I recently finished reading Generation Kill by Rolling Stone correspondent Evan Wright. The author was embedded with the all-volunteer First Recon Marine Battalion throughout the spring of 2003 as it spearheaded the invasion into Iraq. Wright endures all the hardships and dangers these elite troops do. For his troubles, he was able to fill his book with vivid reportage capturing the fighting, boredom, tangy military lingo, and often surprising thoughts of these highly trained killers.
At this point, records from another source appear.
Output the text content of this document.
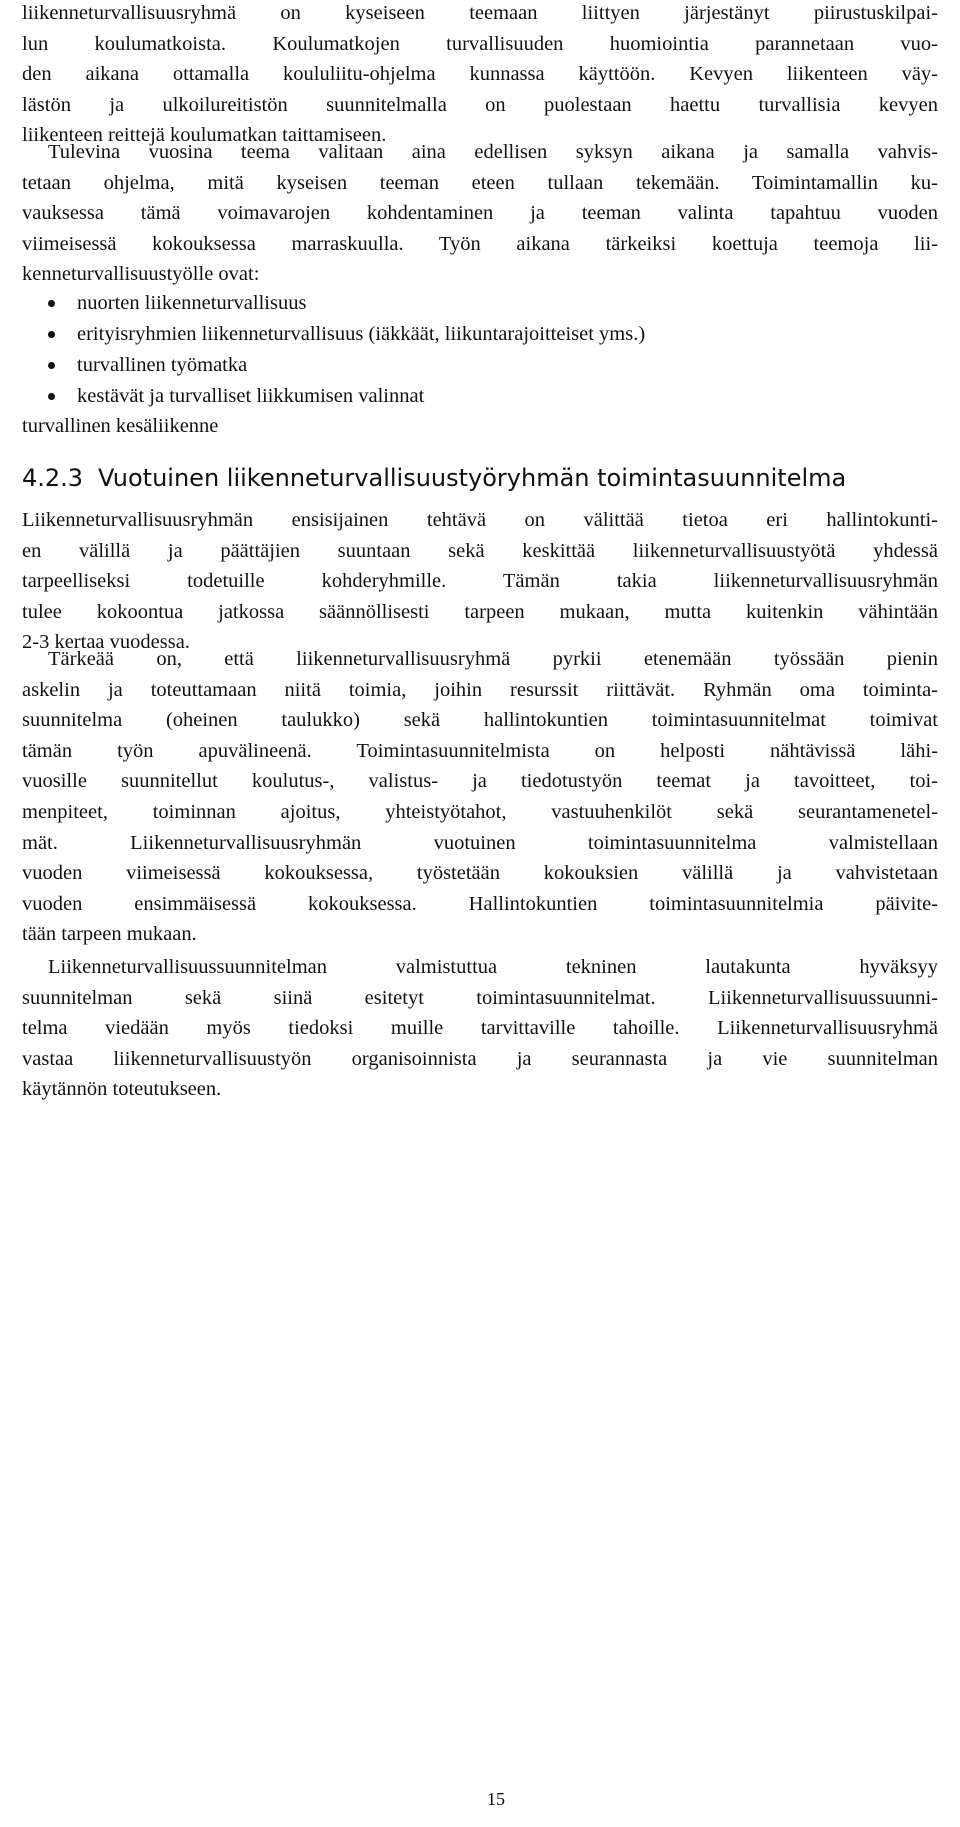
liikenneturvallisuusryhmä on kyseiseen teemaan liittyen järjestänyt piirustuskilpai-
lun koulumatkoista. Koulumatkojen turvallisuuden huomiointia parannetaan vuo-
den aikana ottamalla koululiitu-ohjelma kunnassa käyttöön. Kevyen liikenteen väy-
lästön ja ulkoilureitistön suunnitelmalla on puolestaan haettu turvallisia kevyen
liikenteen reittejä koulumatkan taittamiseen.
Tulevina vuosina teema valitaan aina edellisen syksyn aikana ja samalla vahvis-
tetaan ohjelma, mitä kyseisen teeman eteen tullaan tekemään. Toimintamallin ku-
vauksessa tämä voimavarojen kohdentaminen ja teeman valinta tapahtuu vuoden
viimeisessä kokouksessa marraskuulla. Työn aikana tärkeiksi koettuja teemoja lii-
kenneturvallisuustyölle ovat:
nuorten liikenneturvallisuus
erityisryhmien liikenneturvallisuus (iäkkäät, liikuntarajoitteiset yms.)
turvallinen työmatka
kestävät ja turvalliset liikkumisen valinnat
turvallinen kesäliikenne
4.2.3 Vuotuinen liikenneturvallisuustyöryhmän toimintasuunnitelma
Liikenneturvallisuusryhmän ensisijainen tehtävä on välittää tietoa eri hallintokunti-
en välillä ja päättäjien suuntaan sekä keskittää liikenneturvallisuustyötä yhdessä
tarpeelliseksi todetuille kohderyhmille. Tämän takia liikenneturvallisuusryhmän
tulee kokoontua jatkossa säännöllisesti tarpeen mukaan, mutta kuitenkin vähintään
2-3 kertaa vuodessa.
Tärkeää on, että liikenneturvallisuusryhmä pyrkii etenemään työssään pienin
askelin ja toteuttamaan niitä toimia, joihin resurssit riittävät. Ryhmän oma toiminta-
suunnitelma (oheinen taulukko) sekä hallintokuntien toimintasuunnitelmat toimivat
tämän työn apuvälineenä. Toimintasuunnitelmista on helposti nähtävissä lähi-
vuosille suunnitellut koulutus-, valistus- ja tiedotustyön teemat ja tavoitteet, toi-
menpiteet, toiminnan ajoitus, yhteistyötahot, vastuuhenkilöt sekä seurantamenetel-
mät. Liikenneturvallisuusryhmän vuotuinen toimintasuunnitelma valmistellaan
vuoden viimeisessä kokouksessa, työstetään kokouksien välillä ja vahvistetaan
vuoden ensimmäisessä kokouksessa. Hallintokuntien toimintasuunnitelmia päivite-
tään tarpeen mukaan.
Liikenneturvallisuussuunnitelman valmistuttua tekninen lautakunta hyväksyy
suunnitelman sekä siinä esitetyt toimintasuunnitelmat. Liikenneturvallisuussuunni-
telma viedään myös tiedoksi muille tarvittaville tahoille. Liikenneturvallisuusryhmä
vastaa liikenneturvallisuustyön organisoinnista ja seurannasta ja vie suunnitelman
käytännön toteutukseen.
15
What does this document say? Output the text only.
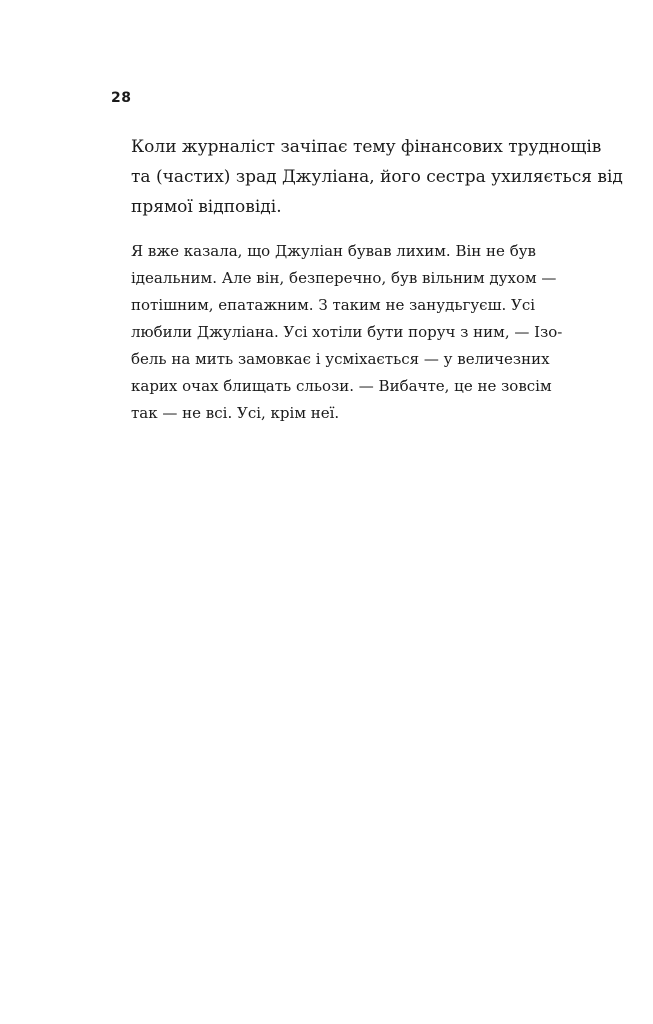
28

Коли журналіст зачіпає тему фінансових труднощів
та (частих) зрад Джуліана, його сестра ухиляється від
прямої відповіді.

Я вже казала, що Джуліан бував лихим. Він не був
ідеальним. Але він, безперечно, був вільним духом —
потішним, епатажним. З таким не занудьгуєш. Усі
любили Джуліана. Усі хотіли бути поруч з ним, — Ізо-
бель на мить замовкає і усміхається — у величезних
карих очах блищать сльози. — Вибачте, це не зовсім
так — не всі. Усі, крім неї.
The result is a disturbing read. You finish Generation Kill filled with admiration for these Marines' bravery, but also with disgust for the politicians who put them in this hellish, futile situation and with despair for the frequent Iraqi civilian deaths inflicted by Americans under stressful, chaotic conditions. You also learn that incompetent fools rise to prominence in the military, just as they tend to do in the business world.
One soldier who stands out is Sgt. Antonio Espera, who "believes the whole war is being fought for the same reason all others have for the past several hundred years. `White man's gotta rule the world,' he says.” The only way Espera can get through his tour of duty is to "function in a void of indifference."
Another Marine, Doc Bryan, observes, "War doesn't change anything. This place was fucked up before we came, and it's fucked up now. I personally don't believe we `liberated' the Iraqis. Time will tell.”